The bottom line is this: we are having debates in the chamber this week about how we fund our public education system. We have legislation in the form of a Medicare Guarantee Bill. The way you guarantee Medicare is not by some accounting trick, not by setting up a special bank account that does nothing to guarantee Medicare. You guarantee Medicare by funding it, by making sure that you raise the revenue to fund it. We believe that the fairest and most equitable way of doing that is to ensure that the most profitable industries in Australia do their fair share. This is why the banking sector needs to recognise that, as one of the most profitable sectors in the world—
Proceedings suspended from 18 : 30 to 19 : 30
Just to conclude, what we have here is one of the most profitable industries in the country, with record profits. We had bank executives making $300 million in bonuses last year alone. We have an industry that gets a taxpayer funded guarantee—the too-big-to-fail guarantee. There are not many businesses like it. If things go badly, the taxpayer stumps up the cash. If things go well, the banks cream it off in record profits.
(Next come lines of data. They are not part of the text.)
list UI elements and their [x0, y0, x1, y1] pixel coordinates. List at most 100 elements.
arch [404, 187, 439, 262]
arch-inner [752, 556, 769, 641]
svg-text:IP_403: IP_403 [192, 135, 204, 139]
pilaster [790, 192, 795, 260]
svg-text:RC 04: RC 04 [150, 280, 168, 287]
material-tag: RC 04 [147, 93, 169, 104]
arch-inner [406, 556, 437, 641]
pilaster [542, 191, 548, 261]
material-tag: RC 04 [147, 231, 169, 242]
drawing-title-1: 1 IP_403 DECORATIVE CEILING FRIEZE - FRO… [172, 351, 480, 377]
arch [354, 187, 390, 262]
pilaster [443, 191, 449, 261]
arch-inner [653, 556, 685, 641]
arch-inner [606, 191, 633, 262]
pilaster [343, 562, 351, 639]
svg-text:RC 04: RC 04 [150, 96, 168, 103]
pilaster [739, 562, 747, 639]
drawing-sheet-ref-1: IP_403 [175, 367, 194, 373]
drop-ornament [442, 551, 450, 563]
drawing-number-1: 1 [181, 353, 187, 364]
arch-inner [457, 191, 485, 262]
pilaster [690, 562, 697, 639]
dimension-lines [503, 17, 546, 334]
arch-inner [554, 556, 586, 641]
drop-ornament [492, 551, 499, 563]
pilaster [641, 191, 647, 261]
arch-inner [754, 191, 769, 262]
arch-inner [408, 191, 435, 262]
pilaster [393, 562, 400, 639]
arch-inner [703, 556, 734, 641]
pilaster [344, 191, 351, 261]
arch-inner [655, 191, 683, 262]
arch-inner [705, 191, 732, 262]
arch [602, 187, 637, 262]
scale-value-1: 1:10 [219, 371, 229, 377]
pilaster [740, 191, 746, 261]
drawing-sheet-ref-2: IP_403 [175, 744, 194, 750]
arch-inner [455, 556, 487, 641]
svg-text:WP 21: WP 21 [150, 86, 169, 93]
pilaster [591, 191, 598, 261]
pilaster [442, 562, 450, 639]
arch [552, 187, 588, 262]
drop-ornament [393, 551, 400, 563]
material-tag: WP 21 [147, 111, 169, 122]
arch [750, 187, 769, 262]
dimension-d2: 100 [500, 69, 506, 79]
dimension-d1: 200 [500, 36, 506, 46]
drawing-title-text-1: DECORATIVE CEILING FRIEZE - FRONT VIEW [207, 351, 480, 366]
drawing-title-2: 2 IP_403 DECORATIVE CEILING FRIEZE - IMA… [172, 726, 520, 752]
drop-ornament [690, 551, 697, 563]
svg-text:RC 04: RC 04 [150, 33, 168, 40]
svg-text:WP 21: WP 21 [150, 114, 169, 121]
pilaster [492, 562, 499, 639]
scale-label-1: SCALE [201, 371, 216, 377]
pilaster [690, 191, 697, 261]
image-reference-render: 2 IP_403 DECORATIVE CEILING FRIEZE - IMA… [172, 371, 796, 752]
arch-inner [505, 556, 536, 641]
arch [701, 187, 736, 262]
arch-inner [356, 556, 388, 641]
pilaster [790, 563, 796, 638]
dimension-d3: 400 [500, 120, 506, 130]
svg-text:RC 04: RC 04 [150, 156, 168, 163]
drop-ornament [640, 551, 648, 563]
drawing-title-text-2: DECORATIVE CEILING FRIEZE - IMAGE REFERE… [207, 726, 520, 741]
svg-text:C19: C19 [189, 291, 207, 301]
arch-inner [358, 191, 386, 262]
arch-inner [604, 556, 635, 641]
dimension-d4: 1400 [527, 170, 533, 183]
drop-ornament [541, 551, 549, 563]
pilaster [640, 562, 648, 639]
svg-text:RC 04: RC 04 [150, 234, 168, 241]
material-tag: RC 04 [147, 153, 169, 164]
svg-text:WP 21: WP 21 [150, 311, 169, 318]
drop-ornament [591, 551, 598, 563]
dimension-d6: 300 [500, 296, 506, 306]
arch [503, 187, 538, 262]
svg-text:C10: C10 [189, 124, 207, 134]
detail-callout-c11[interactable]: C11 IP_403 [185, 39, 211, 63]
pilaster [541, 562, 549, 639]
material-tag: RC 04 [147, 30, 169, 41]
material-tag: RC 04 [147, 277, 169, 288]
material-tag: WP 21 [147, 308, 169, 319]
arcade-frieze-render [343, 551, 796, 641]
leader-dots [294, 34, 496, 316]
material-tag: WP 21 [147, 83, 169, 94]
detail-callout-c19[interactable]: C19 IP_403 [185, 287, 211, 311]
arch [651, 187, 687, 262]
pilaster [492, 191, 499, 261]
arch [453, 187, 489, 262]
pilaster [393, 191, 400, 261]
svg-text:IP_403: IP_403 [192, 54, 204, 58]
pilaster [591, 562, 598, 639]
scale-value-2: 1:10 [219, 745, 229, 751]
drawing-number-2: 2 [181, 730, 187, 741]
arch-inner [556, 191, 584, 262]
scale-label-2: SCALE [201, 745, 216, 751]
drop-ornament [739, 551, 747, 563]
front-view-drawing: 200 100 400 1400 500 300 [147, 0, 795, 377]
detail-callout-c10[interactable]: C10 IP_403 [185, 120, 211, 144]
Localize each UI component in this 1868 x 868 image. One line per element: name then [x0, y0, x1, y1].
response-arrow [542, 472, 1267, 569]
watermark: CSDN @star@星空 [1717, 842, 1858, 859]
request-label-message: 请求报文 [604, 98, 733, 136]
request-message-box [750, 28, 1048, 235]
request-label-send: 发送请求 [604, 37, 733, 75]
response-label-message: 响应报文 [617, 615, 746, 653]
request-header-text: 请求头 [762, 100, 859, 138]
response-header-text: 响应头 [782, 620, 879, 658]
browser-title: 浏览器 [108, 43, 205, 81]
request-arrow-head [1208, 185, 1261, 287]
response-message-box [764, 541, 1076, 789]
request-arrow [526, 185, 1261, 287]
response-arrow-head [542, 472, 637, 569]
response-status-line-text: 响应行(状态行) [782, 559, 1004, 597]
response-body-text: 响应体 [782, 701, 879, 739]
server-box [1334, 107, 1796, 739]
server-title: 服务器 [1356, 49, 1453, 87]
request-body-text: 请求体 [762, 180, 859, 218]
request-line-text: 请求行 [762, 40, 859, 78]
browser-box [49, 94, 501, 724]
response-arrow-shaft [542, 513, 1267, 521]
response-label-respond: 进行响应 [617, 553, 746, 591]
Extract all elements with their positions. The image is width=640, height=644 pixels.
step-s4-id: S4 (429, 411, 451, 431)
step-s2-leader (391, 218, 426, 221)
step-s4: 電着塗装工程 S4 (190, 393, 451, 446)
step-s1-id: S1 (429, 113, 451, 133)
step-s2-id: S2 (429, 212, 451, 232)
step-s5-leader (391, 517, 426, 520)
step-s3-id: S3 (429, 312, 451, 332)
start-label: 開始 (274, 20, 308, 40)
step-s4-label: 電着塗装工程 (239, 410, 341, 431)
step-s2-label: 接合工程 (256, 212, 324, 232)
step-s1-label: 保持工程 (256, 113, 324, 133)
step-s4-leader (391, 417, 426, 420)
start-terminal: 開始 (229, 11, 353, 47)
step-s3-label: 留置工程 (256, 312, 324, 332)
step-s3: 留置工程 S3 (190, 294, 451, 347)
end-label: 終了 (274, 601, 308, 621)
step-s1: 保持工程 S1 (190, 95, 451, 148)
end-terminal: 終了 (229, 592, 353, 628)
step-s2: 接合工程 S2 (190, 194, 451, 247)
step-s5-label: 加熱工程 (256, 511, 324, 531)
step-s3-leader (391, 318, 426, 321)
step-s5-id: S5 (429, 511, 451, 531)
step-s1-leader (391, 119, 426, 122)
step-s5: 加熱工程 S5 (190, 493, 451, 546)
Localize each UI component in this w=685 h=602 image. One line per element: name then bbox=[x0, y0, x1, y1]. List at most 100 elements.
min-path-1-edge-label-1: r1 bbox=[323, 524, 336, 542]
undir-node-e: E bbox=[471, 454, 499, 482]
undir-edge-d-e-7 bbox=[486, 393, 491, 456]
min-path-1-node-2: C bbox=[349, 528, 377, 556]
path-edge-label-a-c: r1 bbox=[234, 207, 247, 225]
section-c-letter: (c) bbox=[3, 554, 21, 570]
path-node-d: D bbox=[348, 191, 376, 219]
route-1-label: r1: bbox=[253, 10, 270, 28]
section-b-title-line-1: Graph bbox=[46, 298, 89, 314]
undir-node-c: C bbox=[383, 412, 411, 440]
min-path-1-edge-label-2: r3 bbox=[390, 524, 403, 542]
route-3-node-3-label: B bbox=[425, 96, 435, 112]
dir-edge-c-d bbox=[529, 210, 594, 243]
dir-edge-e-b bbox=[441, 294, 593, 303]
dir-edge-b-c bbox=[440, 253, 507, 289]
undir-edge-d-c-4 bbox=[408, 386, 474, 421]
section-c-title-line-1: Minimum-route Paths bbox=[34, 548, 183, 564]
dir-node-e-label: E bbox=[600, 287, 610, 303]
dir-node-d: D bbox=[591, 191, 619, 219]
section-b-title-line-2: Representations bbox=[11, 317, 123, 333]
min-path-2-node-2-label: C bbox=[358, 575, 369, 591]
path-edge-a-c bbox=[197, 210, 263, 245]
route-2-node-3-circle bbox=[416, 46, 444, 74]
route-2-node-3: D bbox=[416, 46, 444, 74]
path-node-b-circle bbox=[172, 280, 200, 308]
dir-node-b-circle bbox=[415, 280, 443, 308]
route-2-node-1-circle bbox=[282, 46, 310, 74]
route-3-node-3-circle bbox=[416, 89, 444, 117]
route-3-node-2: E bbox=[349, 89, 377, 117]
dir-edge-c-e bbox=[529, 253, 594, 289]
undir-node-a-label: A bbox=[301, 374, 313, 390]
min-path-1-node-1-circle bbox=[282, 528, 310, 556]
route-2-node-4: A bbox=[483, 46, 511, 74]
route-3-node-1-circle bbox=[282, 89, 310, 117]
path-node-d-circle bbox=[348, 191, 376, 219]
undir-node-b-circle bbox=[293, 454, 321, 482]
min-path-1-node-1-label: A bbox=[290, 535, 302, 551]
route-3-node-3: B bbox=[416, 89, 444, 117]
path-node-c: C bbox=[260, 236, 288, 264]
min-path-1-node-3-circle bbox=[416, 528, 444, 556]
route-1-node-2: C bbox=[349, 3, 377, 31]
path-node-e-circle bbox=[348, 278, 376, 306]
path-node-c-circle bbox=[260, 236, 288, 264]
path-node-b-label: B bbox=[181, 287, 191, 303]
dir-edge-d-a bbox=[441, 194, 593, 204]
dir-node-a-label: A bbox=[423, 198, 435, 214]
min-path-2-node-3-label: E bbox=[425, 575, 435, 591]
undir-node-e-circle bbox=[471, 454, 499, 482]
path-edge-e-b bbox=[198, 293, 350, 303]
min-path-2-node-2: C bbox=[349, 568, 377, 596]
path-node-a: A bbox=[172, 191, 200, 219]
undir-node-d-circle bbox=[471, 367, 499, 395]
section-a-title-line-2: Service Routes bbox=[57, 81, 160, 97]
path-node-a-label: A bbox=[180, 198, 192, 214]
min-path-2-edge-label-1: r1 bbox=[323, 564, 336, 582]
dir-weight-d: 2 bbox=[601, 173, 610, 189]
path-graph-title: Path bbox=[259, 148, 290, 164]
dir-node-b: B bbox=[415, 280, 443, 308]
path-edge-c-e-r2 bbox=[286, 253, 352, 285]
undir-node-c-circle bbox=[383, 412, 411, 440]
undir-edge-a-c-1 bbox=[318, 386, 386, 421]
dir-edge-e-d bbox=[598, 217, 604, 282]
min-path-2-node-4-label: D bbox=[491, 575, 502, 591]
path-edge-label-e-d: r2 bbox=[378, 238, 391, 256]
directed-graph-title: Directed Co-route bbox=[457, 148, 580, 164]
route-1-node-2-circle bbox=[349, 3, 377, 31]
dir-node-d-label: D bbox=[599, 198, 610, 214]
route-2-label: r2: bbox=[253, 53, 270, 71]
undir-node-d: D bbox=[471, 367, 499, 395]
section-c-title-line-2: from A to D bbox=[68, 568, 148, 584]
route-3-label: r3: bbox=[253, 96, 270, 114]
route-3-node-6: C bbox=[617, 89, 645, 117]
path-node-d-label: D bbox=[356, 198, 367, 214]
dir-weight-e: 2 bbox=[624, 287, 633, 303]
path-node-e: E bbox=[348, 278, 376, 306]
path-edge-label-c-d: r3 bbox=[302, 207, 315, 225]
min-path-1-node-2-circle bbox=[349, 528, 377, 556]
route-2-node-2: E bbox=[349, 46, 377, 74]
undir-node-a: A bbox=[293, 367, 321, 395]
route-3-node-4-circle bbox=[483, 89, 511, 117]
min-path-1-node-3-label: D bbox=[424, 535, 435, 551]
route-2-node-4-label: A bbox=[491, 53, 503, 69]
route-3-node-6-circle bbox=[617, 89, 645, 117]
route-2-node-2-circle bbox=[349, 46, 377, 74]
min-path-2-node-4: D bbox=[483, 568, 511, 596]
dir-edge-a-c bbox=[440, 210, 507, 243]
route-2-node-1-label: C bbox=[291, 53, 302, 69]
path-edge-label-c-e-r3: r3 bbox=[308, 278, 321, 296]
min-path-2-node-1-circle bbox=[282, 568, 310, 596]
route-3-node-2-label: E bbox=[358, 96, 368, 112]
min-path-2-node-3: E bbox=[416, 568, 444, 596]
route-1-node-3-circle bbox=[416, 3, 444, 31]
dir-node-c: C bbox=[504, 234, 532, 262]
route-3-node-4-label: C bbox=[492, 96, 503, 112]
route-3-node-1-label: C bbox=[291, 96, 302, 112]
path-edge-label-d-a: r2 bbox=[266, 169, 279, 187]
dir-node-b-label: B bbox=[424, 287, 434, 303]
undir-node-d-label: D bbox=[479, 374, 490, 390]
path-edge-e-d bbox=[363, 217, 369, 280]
It is appropriate that the banking sector do its fair share.
If we are going to pay for schools and hospitals, if we are going to pay for welfare and if we are going to pay for all the things that we think are the foundations of a decent society, then it is fair and just that the banking sector contribute to the prosperity of this nation. That is why the Greens led the charge for the establishment of a bank levy on the big four banks. It is why we are now pleased to see that our policy has been adopted by the government, and it is about time we see the government move on some of those other key areas that we have long argued need to be reformed, such as negative gearing to end the huge taxpayer funded handout that goes to people not to buy their first home but to buy their third, their fourth or their fifth home; capital gains tax reform, again for the same reasons; ending the huge subsidy that goes to the fuel industry; and having a Buffett rule so that millionaires actually start paying their fair share of tax. It is only by recognising that we have to raise revenue to fund the things that Australians want and deserve, like Medicare and a well-funded public education system, that we will begin to make the progress we need to make towards a fairer and more decent society.